Neither YouTube nor Facebook would confirm or deny to Reuters that they’re using hashes to remove known extremist media.

But why would they? Reuters quoted Matthew Prince, chief executive of content distribution company CloudFlare:

There’s no upside in these companies talking about it. Why would they brag about censorship?

As it is, President Obama, along with other US and European leaders, has increasingly voiced concern about online radicalization.

Two weeks ago, the president said that the Orlando mass shooting was “inspired” by violent extremist propaganda, and that “one of the biggest challenges” is to combat ISIL’s propaganda “and the perversions of Islam” generated on the internet.

According to Reuters’ sources, in late April, representatives from YouTube, Twitter, Facebook and CloudFlare held a call to discuss options including the CEP’s content-blocking system.

The sources said that the companies were wary of letting an outside group decide what defined unacceptable content.

Seamus Hughes, deputy director of George Washington University’s Program on Extremism, noted to Reuters that extremist content differs from child abuse imagery in that it exists on a spectrum, and different web companies draw the line in different places.

Besides not wanting to publicize that they’re automatically censoring content, whoever’s already using hashing to block extremist content have other good reasons not to talk about it.

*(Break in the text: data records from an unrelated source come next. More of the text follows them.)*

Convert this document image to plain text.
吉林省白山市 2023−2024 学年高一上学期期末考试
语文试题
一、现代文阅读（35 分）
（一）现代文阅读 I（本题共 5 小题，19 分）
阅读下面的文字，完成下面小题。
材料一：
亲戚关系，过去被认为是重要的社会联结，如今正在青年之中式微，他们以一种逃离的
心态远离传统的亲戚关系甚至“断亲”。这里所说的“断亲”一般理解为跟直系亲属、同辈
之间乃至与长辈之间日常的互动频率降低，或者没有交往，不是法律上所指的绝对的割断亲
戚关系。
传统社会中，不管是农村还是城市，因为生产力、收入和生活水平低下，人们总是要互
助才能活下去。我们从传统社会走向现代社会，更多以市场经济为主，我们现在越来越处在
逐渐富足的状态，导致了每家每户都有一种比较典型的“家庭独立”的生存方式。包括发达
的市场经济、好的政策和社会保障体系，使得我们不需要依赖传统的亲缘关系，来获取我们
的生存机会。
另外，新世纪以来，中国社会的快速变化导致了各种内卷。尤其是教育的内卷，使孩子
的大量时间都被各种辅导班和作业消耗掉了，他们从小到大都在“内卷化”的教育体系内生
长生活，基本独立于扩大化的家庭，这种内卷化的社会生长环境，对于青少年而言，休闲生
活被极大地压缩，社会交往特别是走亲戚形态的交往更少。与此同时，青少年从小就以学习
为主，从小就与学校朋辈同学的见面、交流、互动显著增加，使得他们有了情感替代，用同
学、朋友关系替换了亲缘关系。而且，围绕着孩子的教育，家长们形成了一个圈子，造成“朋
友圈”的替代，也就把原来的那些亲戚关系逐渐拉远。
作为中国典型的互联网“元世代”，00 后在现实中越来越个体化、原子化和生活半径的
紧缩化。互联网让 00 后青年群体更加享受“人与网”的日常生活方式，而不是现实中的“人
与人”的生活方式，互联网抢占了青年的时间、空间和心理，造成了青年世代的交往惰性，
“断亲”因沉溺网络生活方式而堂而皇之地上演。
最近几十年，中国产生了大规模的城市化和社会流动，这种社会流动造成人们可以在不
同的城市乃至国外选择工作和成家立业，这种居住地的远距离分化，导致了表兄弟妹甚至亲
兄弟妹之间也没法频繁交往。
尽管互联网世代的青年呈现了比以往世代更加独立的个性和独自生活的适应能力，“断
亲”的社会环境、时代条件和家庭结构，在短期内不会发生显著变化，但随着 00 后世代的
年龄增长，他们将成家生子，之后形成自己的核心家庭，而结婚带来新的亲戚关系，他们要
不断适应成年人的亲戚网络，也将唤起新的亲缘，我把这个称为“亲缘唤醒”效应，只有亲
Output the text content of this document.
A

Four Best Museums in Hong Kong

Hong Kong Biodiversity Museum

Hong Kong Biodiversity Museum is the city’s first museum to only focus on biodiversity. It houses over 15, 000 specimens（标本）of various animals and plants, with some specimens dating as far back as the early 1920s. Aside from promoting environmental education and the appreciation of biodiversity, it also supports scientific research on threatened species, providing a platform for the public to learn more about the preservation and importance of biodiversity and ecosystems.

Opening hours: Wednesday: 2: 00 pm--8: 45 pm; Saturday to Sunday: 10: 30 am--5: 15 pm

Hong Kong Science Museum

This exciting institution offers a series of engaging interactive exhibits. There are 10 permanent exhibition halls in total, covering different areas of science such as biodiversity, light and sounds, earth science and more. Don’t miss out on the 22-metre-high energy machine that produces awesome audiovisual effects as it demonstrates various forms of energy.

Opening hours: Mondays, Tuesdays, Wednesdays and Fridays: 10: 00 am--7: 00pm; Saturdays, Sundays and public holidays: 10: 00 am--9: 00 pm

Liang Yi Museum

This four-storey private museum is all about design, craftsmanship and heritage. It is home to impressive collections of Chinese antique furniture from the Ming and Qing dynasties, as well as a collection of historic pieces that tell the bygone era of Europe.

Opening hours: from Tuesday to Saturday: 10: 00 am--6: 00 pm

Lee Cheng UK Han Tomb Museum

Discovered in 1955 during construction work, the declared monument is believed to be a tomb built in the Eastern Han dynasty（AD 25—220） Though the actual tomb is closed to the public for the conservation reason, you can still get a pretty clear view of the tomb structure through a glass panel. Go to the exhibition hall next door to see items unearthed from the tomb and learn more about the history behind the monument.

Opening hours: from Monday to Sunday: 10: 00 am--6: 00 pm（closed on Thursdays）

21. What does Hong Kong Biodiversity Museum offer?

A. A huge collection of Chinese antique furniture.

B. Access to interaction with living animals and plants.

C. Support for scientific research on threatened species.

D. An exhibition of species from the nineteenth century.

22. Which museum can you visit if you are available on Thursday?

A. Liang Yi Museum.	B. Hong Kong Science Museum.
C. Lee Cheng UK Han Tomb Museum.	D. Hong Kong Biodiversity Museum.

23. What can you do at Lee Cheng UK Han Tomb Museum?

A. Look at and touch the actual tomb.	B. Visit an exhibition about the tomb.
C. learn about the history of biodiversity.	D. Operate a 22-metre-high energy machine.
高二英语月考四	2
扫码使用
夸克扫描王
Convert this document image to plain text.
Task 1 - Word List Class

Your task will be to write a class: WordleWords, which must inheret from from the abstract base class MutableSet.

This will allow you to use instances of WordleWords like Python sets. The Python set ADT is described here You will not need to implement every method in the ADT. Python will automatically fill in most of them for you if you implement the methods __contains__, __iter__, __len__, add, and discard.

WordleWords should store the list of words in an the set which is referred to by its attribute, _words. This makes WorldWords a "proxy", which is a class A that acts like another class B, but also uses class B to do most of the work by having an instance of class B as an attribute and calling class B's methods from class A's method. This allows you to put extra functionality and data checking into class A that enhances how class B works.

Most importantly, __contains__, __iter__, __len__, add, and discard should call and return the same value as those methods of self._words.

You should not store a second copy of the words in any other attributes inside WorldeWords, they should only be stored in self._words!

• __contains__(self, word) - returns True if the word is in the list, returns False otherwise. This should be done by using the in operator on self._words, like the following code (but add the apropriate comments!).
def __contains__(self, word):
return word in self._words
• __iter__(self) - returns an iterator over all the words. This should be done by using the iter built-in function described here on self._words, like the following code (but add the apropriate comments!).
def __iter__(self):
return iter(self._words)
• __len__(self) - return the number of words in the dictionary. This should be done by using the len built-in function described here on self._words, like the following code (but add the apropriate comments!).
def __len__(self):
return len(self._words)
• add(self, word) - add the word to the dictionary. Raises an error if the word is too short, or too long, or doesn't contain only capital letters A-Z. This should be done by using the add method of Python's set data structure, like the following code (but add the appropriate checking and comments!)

According to Reuters’ sources: they don’t want to clue in terrorists so that they can manipulate the system.

Nor do such companies want to be thrust into the position of having repressive regimes demand that the algorithms be used to censor their opponents.

The companies reportedly raised alternatives including establishing a new industry-controlled nonprofit or expanding an existing industry-controlled nonprofit, but all of the options involved hashing technology.